Der EU-Kritiker und UKIP-Europaabgeordnete Nigel Farage, der als Organisator des britischen EU-Ausstiegs (Brexit) gilt, macht wieder von sich reden. Jetzt traf er sich in Brüssel mit dem EU-Chefunterhändler bei den Verhandlungen, Michel Barnier.

via Zuerst!

Nach dem Gespräch zeigte sich Farage unzufrieden mit den Verhandlungsfortschritten. Medien gegenüber erklärte er, die Stimme jener 52 Prozent britischer Wählerinnen und Wähler, die 2016 für den Brexit gestimmt hatten, werde von niemandem vertreten. Barnier habe überhaupt nicht verstanden, worum es den Brexit-Wählern gegangen sei.

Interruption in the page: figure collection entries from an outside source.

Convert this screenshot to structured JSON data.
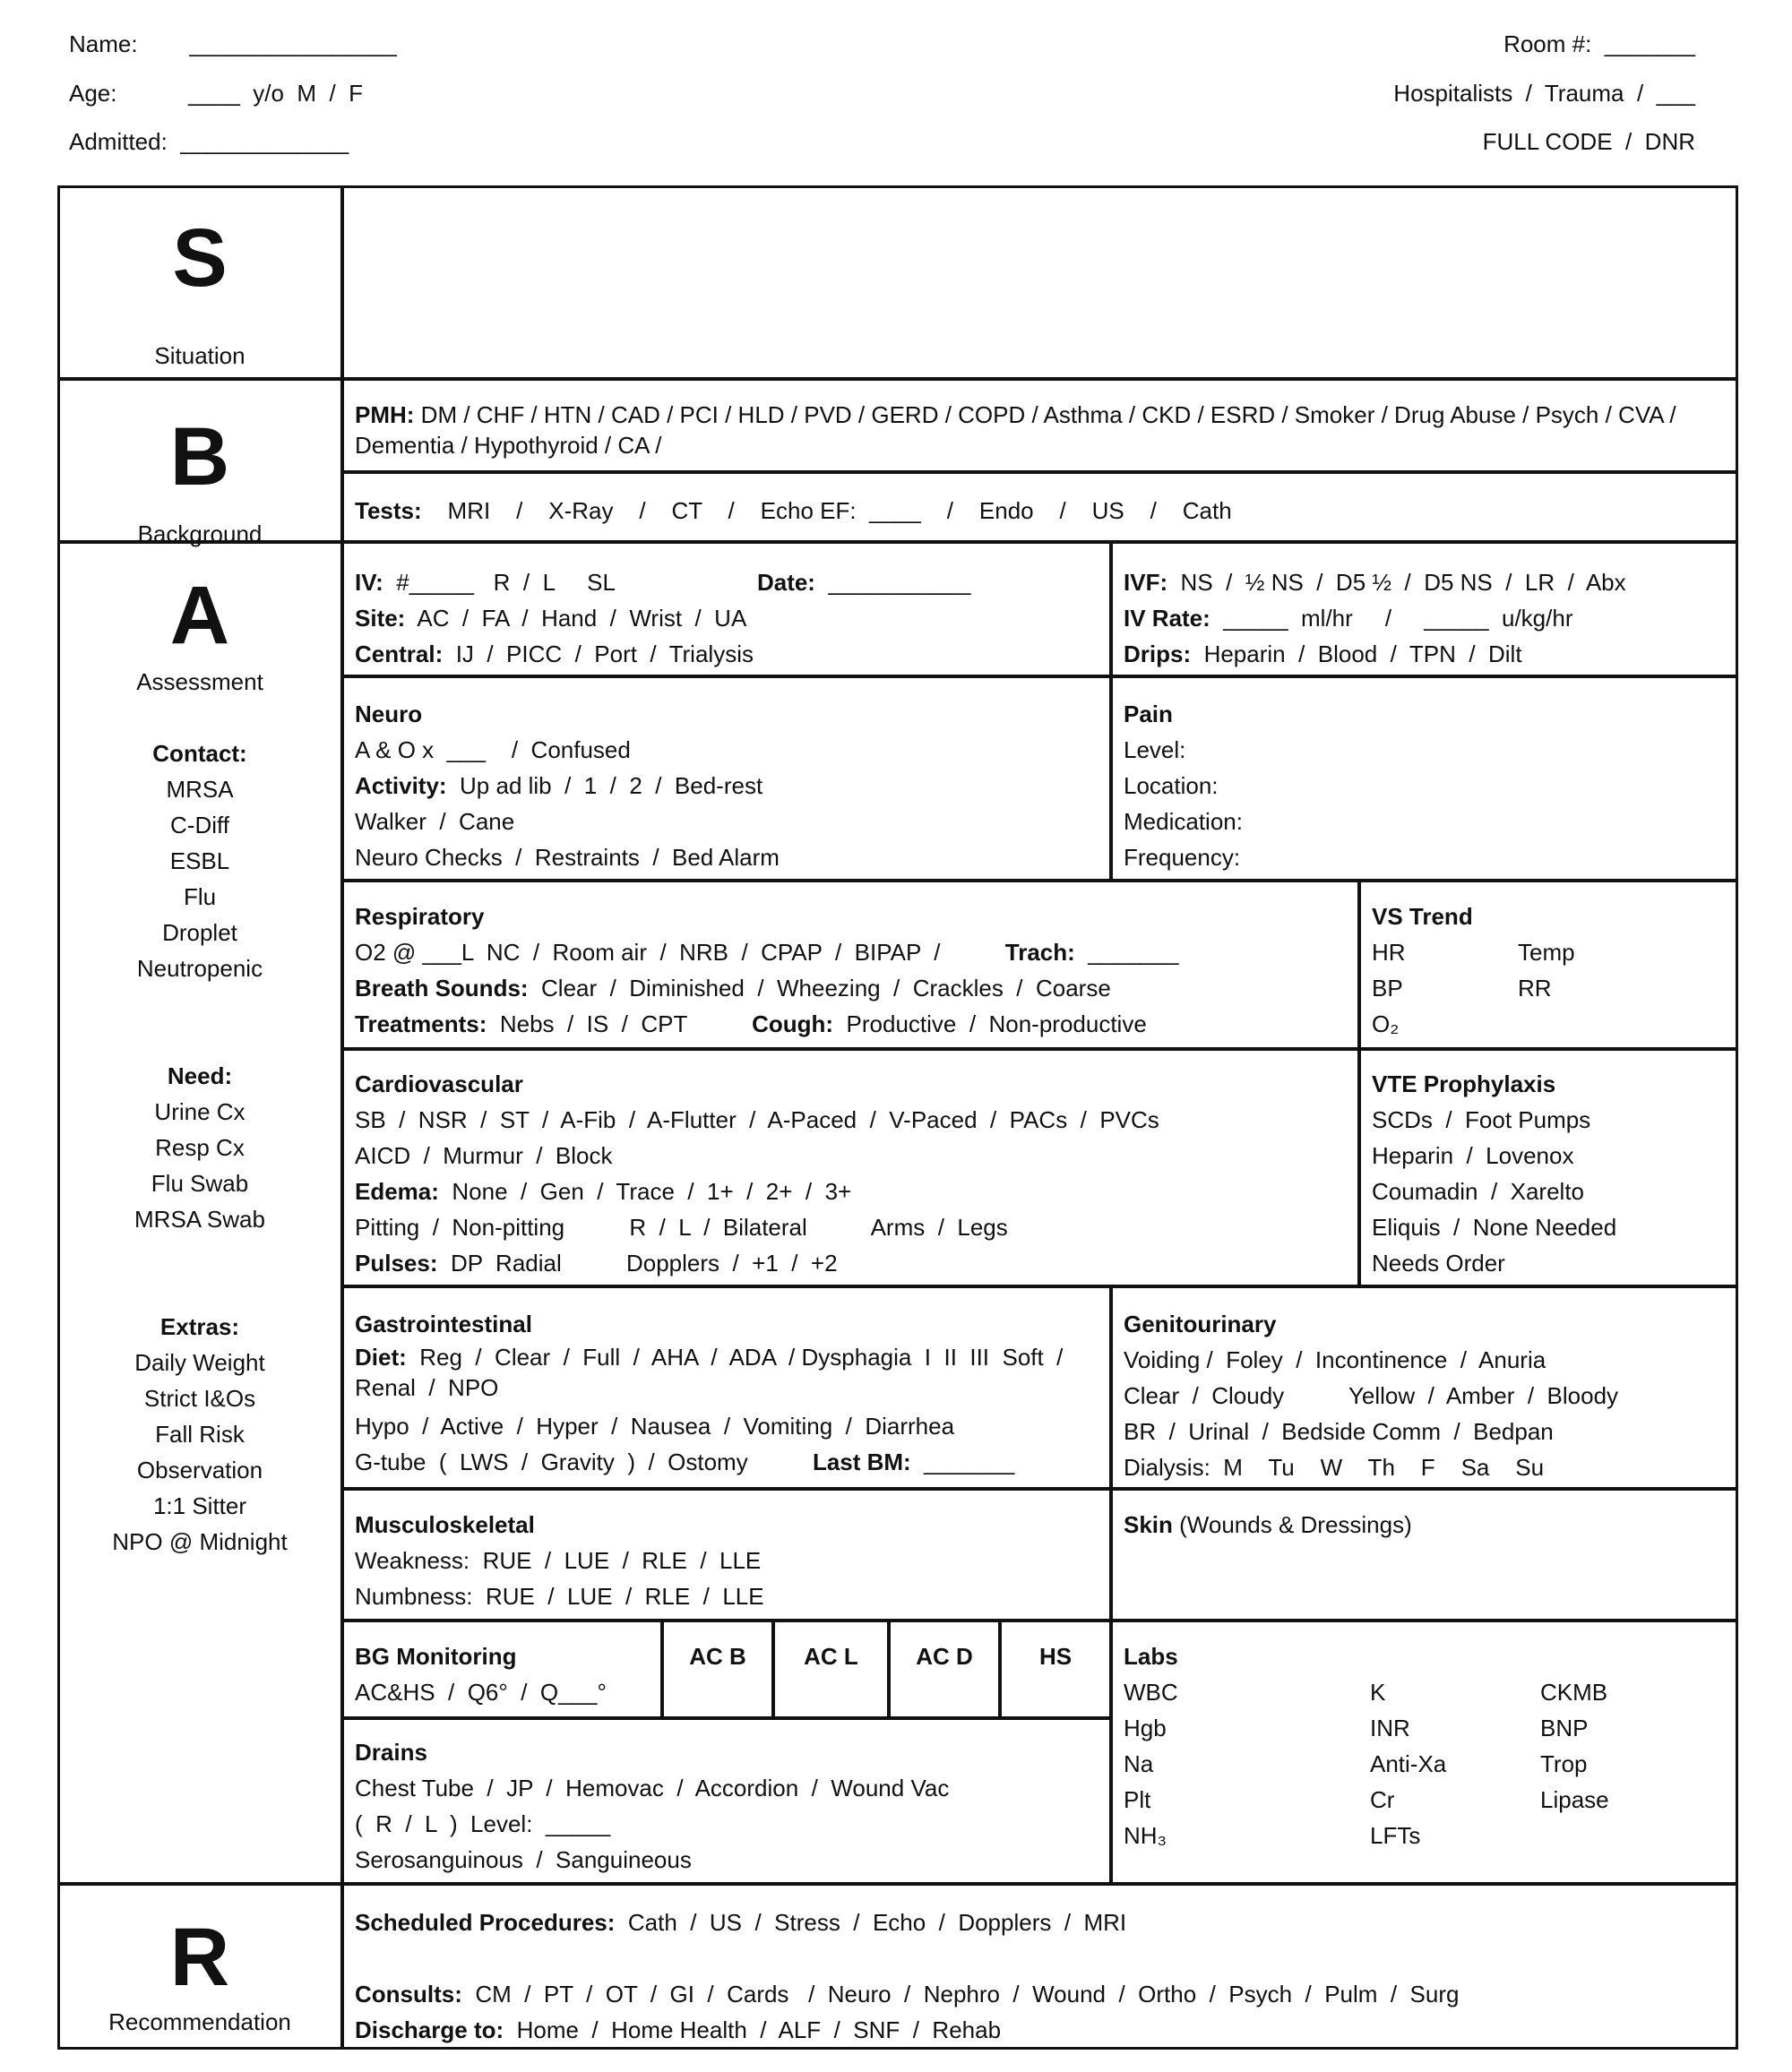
{
  "header": {
    "name": "Name:        ________________",
    "age": "Age:           ____  y/o  M  /  F",
    "admitted": "Admitted:  _____________",
    "room": "Room #:  _______",
    "service": "Hospitalists  /  Trauma  /  ___",
    "code": "FULL CODE  /  DNR"
  },
  "sbar": {
    "s": {
      "letter": "S",
      "label": "Situation"
    },
    "b": {
      "letter": "B",
      "label": "Background"
    },
    "a": {
      "letter": "A",
      "label": "Assessment"
    },
    "r": {
      "letter": "R",
      "label": "Recommendation"
    }
  },
  "assessment_sidebar": {
    "contact": {
      "title": "Contact:",
      "items": [
        "MRSA",
        "C-Diff",
        "ESBL",
        "Flu",
        "Droplet",
        "Neutropenic"
      ]
    },
    "need": {
      "title": "Need:",
      "items": [
        "Urine Cx",
        "Resp Cx",
        "Flu Swab",
        "MRSA Swab"
      ]
    },
    "extras": {
      "title": "Extras:",
      "items": [
        "Daily Weight",
        "Strict I&Os",
        "Fall Risk",
        "Observation",
        "1:1 Sitter",
        "NPO @ Midnight"
      ]
    }
  },
  "cells": {
    "pmh": {
      "lines": [
        [
          {
            "bold": "PMH:"
          },
          {
            "text": "  DM  /  CHF  /  HTN  /  CAD  /  PCI  /  HLD  /  PVD  /  GERD  /  COPD  /  Asthma  /  CKD  /  ESRD  /  Smoker  /  Drug Abuse  /  Psych  /  CVA  /  Dementia  /  Hypothyroid  /  CA  /"
          }
        ]
      ],
      "wrap": true
    },
    "tests": {
      "lines": [
        [
          {
            "bold": "Tests:"
          },
          {
            "text": "    MRI    /    X-Ray    /    CT    /    Echo EF:  ____    /    Endo    /    US    /    Cath"
          }
        ]
      ]
    },
    "iv": {
      "lines": [
        [
          {
            "bold": "IV:"
          },
          {
            "text": "  #_____   R  /  L     SL                      "
          },
          {
            "bold": "Date:"
          },
          {
            "text": "  ___________"
          }
        ],
        [
          {
            "bold": "Site:"
          },
          {
            "text": "  AC  /  FA  /  Hand  /  Wrist  /  UA"
          }
        ],
        [
          {
            "bold": "Central:"
          },
          {
            "text": "  IJ  /  PICC  /  Port  /  Trialysis"
          }
        ]
      ]
    },
    "ivf": {
      "lines": [
        [
          {
            "bold": "IVF:"
          },
          {
            "text": "  NS  /  ½ NS  /  D5 ½  /  D5 NS  /  LR  /  Abx"
          }
        ],
        [
          {
            "bold": "IV Rate:"
          },
          {
            "text": "  _____  ml/hr     /     _____  u/kg/hr"
          }
        ],
        [
          {
            "bold": "Drips:"
          },
          {
            "text": "  Heparin  /  Blood  /  TPN  /  Dilt"
          }
        ]
      ]
    },
    "neuro": {
      "title": "Neuro",
      "lines": [
        [
          {
            "text": "A & O x  ___    /  Confused"
          }
        ],
        [
          {
            "bold": "Activity:"
          },
          {
            "text": "  Up ad lib  /  1  /  2  /  Bed-rest"
          }
        ],
        [
          {
            "text": "Walker  /  Cane"
          }
        ],
        [
          {
            "text": "Neuro Checks  /  Restraints  /  Bed Alarm"
          }
        ]
      ]
    },
    "pain": {
      "title": "Pain",
      "lines": [
        [
          {
            "text": "Level:"
          }
        ],
        [
          {
            "text": "Location:"
          }
        ],
        [
          {
            "text": "Medication:"
          }
        ],
        [
          {
            "text": "Frequency:"
          }
        ]
      ]
    },
    "respiratory": {
      "title": "Respiratory",
      "lines": [
        [
          {
            "text": "O2 @ ___L  NC  /  Room air  /  NRB  /  CPAP  /  BIPAP  /          "
          },
          {
            "bold": "Trach:"
          },
          {
            "text": "  _______"
          }
        ],
        [
          {
            "bold": "Breath Sounds:"
          },
          {
            "text": "  Clear  /  Diminished  /  Wheezing  /  Crackles  /  Coarse"
          }
        ],
        [
          {
            "bold": "Treatments:"
          },
          {
            "text": "  Nebs  /  IS  /  CPT          "
          },
          {
            "bold": "Cough:"
          },
          {
            "text": "  Productive  /  Non-productive"
          }
        ]
      ]
    },
    "vs_trend": {
      "title": "VS Trend",
      "rows": [
        [
          "HR",
          "Temp"
        ],
        [
          "BP",
          "RR"
        ],
        [
          "O₂",
          ""
        ]
      ]
    },
    "cardiovascular": {
      "title": "Cardiovascular",
      "lines": [
        [
          {
            "text": "SB  /  NSR  /  ST  /  A-Fib  /  A-Flutter  /  A-Paced  /  V-Paced  /  PACs  /  PVCs"
          }
        ],
        [
          {
            "text": "AICD  /  Murmur  /  Block"
          }
        ],
        [
          {
            "bold": "Edema:"
          },
          {
            "text": "  None  /  Gen  /  Trace  /  1+  /  2+  /  3+"
          }
        ],
        [
          {
            "text": "Pitting  /  Non-pitting          R  /  L  /  Bilateral          Arms  /  Legs"
          }
        ],
        [
          {
            "bold": "Pulses:"
          },
          {
            "text": "  DP  Radial          Dopplers  /  +1  /  +2"
          }
        ]
      ]
    },
    "vte": {
      "title": "VTE Prophylaxis",
      "lines": [
        [
          {
            "text": "SCDs  /  Foot Pumps"
          }
        ],
        [
          {
            "text": "Heparin  /  Lovenox"
          }
        ],
        [
          {
            "text": "Coumadin  /  Xarelto"
          }
        ],
        [
          {
            "text": "Eliquis  /  None Needed"
          }
        ],
        [
          {
            "text": "Needs Order"
          }
        ]
      ]
    },
    "gi": {
      "title": "Gastrointestinal",
      "lines": [
        [
          {
            "bold": "Diet:"
          },
          {
            "text": "  Reg  /  Clear  /  Full  /  AHA  /  ADA  / Dysphagia  I  II  III  Soft  /"
          }
        ],
        [
          {
            "text": "Renal  /  NPO"
          }
        ],
        [
          {
            "text": "Hypo  /  Active  /  Hyper  /  Nausea  /  Vomiting  /  Diarrhea"
          }
        ],
        [
          {
            "text": "G-tube  (  LWS  /  Gravity  )  /  Ostomy          "
          },
          {
            "bold": "Last BM:"
          },
          {
            "text": "  _______"
          }
        ]
      ]
    },
    "gu": {
      "title": "Genitourinary",
      "lines": [
        [
          {
            "text": "Voiding /  Foley  /  Incontinence  /  Anuria"
          }
        ],
        [
          {
            "text": "Clear  /  Cloudy          Yellow  /  Amber  /  Bloody"
          }
        ],
        [
          {
            "text": "BR  /  Urinal  /  Bedside Comm  /  Bedpan"
          }
        ],
        [
          {
            "text": "Dialysis:  M    Tu    W    Th    F    Sa    Su"
          }
        ]
      ]
    },
    "msk": {
      "title": "Musculoskeletal",
      "lines": [
        [
          {
            "text": "Weakness:  RUE  /  LUE  /  RLE  /  LLE"
          }
        ],
        [
          {
            "text": "Numbness:  RUE  /  LUE  /  RLE  /  LLE"
          }
        ]
      ]
    },
    "skin": {
      "title": "Skin",
      "subtitle": " (Wounds & Dressings)"
    },
    "bg": {
      "title": "BG Monitoring",
      "lines": [
        [
          {
            "text": "AC&HS  /  Q6°  /  Q___°"
          }
        ]
      ]
    },
    "bg_times": [
      "AC B",
      "AC L",
      "AC D",
      "HS"
    ],
    "drains": {
      "title": "Drains",
      "lines": [
        [
          {
            "text": "Chest Tube  /  JP  /  Hemovac  /  Accordion  /  Wound Vac"
          }
        ],
        [
          {
            "text": "(  R  /  L  )  Level:  _____"
          }
        ],
        [
          {
            "text": "Serosanguinous  /  Sanguineous"
          }
        ]
      ]
    },
    "labs": {
      "title": "Labs",
      "columns": [
        [
          "WBC",
          "Hgb",
          "Na",
          "Plt",
          "NH₃"
        ],
        [
          "K",
          "INR",
          "Anti-Xa",
          "Cr",
          "LFTs"
        ],
        [
          "CKMB",
          "BNP",
          "Trop",
          "Lipase"
        ]
      ]
    },
    "recommendation": {
      "lines": [
        [
          {
            "bold": "Scheduled Procedures:"
          },
          {
            "text": "  Cath  /  US  /  Stress  /  Echo  /  Dopplers  /  MRI"
          }
        ],
        [
          {
            "text": " "
          }
        ],
        [
          {
            "bold": "Consults:"
          },
          {
            "text": "  CM  /  PT  /  OT  /  GI  /  Cards   /  Neuro  /  Nephro  /  Wound  /  Ortho  /  Psych  /  Pulm  /  Surg"
          }
        ],
        [
          {
            "bold": "Discharge to:"
          },
          {
            "text": "  Home  /  Home Health  /  ALF  /  SNF  /  Rehab"
          }
        ]
      ]
    }
  }
}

Wörtlich teilte Farage mit: „Ich habe Barnier gefragt, wen er denn eigentlich vertritt? Vertreten Sie Brüssel? Die Glas- und Stahlburgen hier mit all den zehntausenden von Beamten, die mehr verdienen als jeder britische Premierminister.“

Auch die britische Regierung kritisierte der streitbare Brite. Premierministerin May habe bis heute noch nicht einmal über die wichtigste Frage, die zum Brexit geführt habe, verhandelt, und das sei die Migration: „Millionen Menschen haben für bessere Grenzkontrollen gestimmt. Passiert ist bisher gar nichts.”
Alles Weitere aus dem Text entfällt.